Animals exposed neonatally to LD-E, HD-E and LD-BPA all failed to follow this pattern: In them, the same regions of the PDE4D4 gene remain relatively unmethylated. Ho et al. showed, as expected given these differences in methylation, that phosphodiesterase levels in control animals dropped as they aged. In contrast, in those exposed to E and BPA circulating levels of phosphodiesterease 4 continue to increase with age.

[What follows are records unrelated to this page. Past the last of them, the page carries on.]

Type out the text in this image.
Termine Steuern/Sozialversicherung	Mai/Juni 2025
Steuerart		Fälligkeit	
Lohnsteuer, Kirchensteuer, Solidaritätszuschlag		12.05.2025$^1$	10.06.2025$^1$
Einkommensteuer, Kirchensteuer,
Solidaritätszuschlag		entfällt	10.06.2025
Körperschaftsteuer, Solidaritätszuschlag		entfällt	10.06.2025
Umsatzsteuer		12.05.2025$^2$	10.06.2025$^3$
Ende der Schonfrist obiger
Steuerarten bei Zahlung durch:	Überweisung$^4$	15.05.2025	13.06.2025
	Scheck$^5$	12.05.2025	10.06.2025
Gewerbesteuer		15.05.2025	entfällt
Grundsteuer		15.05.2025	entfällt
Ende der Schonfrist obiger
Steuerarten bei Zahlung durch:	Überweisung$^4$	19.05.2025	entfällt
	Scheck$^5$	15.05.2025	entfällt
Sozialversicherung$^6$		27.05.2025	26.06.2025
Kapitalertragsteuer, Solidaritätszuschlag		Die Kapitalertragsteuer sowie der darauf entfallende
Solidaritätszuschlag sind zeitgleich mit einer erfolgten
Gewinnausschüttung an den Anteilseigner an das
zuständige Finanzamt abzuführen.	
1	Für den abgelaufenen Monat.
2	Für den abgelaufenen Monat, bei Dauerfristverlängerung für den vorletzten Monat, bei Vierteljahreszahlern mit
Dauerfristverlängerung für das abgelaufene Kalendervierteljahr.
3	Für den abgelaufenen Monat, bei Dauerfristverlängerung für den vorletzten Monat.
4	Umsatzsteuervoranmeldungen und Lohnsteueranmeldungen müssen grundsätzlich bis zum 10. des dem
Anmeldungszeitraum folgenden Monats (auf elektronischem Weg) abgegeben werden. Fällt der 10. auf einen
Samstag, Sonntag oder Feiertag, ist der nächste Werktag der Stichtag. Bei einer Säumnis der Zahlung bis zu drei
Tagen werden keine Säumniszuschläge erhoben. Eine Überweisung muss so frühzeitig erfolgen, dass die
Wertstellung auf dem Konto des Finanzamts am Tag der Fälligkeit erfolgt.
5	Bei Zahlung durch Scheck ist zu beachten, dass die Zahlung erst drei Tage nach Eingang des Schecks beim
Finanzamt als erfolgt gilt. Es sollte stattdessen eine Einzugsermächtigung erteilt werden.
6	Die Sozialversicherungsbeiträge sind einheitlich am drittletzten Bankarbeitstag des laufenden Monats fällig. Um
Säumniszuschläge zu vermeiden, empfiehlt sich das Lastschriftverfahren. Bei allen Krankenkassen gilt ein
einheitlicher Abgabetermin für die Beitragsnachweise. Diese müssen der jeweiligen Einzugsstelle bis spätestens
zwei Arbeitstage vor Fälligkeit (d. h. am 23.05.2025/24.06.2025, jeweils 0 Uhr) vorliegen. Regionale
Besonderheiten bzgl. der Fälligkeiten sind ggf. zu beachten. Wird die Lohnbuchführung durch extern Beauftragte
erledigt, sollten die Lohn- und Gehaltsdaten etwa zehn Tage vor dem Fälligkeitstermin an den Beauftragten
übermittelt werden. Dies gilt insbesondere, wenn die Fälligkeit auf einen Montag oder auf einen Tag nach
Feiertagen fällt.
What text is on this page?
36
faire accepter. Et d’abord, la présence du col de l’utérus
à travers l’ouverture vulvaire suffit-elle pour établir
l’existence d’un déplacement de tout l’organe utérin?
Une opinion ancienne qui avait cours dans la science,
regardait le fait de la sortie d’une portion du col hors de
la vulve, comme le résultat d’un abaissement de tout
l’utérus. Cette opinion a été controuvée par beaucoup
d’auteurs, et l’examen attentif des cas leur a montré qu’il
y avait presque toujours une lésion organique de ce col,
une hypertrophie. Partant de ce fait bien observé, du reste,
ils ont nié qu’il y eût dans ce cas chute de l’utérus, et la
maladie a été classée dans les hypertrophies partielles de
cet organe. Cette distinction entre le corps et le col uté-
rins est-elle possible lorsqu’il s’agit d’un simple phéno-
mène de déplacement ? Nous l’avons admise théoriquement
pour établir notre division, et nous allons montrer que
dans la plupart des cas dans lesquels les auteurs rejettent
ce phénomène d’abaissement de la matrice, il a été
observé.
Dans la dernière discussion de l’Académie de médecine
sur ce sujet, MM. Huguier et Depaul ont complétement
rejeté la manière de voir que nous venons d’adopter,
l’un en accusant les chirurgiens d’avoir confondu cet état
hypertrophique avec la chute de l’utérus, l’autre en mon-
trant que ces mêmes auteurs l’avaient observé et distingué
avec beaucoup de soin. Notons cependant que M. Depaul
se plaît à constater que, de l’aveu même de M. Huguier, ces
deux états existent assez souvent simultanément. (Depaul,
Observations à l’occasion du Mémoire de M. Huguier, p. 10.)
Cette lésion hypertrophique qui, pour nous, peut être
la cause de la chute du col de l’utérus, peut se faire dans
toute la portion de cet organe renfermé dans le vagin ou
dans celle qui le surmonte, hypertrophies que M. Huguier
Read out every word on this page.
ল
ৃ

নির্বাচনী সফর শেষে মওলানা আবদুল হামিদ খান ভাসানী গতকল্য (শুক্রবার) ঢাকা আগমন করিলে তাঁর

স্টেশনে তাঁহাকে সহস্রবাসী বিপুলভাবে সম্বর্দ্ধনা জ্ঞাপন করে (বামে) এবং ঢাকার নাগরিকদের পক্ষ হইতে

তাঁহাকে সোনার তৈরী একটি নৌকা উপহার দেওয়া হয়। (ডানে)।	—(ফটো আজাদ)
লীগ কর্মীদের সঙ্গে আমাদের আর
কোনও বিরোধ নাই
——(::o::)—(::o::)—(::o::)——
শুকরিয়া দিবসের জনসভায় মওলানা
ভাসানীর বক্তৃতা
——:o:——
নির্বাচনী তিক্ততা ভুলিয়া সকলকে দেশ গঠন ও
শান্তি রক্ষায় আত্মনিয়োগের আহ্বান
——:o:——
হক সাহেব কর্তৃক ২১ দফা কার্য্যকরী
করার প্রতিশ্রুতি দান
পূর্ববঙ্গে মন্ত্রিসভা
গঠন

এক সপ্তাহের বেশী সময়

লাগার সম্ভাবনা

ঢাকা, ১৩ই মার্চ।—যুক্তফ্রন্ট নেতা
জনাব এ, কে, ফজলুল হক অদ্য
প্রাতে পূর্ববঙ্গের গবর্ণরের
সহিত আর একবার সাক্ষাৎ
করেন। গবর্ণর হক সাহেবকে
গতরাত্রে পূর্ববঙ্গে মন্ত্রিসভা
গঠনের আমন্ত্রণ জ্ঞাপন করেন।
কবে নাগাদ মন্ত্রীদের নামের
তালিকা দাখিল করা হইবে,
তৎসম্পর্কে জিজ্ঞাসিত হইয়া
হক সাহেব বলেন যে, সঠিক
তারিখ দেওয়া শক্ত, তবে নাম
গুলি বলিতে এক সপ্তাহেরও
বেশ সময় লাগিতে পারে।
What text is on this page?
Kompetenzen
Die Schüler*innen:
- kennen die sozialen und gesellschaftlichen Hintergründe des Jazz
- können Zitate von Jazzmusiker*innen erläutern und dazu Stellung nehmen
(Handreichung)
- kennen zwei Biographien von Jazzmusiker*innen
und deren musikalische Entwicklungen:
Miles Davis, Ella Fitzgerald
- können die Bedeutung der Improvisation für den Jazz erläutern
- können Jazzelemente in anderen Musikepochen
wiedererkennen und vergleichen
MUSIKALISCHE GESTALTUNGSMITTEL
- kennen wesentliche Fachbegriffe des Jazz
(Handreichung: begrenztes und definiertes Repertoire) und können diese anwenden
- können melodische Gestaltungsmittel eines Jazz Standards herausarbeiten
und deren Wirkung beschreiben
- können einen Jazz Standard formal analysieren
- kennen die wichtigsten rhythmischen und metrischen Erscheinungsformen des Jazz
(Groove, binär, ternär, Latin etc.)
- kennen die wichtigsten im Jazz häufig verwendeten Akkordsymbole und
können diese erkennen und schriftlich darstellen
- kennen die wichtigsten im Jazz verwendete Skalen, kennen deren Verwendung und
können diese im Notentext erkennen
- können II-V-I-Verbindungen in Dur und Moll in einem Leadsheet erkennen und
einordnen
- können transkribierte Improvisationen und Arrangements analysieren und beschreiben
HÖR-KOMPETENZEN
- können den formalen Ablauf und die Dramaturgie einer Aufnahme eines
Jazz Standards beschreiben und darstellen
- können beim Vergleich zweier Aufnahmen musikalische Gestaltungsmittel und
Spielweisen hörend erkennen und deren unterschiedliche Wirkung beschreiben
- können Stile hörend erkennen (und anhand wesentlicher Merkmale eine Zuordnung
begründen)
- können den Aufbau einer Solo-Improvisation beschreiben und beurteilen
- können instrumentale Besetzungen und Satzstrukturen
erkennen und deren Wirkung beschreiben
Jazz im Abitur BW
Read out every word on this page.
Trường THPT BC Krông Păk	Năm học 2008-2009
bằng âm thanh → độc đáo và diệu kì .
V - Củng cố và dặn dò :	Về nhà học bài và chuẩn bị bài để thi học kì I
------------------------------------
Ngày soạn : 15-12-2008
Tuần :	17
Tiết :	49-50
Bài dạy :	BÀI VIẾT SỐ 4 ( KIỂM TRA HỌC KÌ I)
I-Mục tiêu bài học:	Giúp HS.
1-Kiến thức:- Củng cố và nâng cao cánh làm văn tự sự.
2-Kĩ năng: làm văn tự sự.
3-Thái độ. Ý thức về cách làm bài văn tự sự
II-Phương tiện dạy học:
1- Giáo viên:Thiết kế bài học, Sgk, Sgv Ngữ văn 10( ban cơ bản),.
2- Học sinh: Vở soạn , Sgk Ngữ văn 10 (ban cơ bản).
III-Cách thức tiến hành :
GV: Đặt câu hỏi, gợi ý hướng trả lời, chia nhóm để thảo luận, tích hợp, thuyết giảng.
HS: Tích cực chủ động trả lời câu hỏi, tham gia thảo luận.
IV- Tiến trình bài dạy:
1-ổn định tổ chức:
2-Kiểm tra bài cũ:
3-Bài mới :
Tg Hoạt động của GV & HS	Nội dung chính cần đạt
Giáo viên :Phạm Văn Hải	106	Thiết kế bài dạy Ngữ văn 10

What does it mean? This paper presents two important insights into the possible causes of prostate cancer. First, it establishes the first link between early developmental exposure to bisphenol A and estradiol, and formation of high-grade PIN, prostate abnormalities generally accepted to be precursors of prostate cancer in humans. The BPA dose used in this experiment was chosen to be within the range of common human exposure.
Second, it reveals a potential molecular mechanism by which PIN formation may be caused: developmental exposure to E and BPA prevents increasing methylation of PDE4D4, which normally occurs as animals age. Ho et al. propose that the reduced methylation in exposed animals may adversely affect cell signaling and thereby cause normal tissues to become cancerous.
The changes in PDE4D4 expression were evident early in development, long before prostatic lesions could be detected, raising the possibility that measurements of phosphodiesterase levels could identify individuals at risk to prostate cancer.
This study adds significantly to the weight of evidence that developmental exposure to endocrine disrupting contaminants can cause adverse effects in adulthood.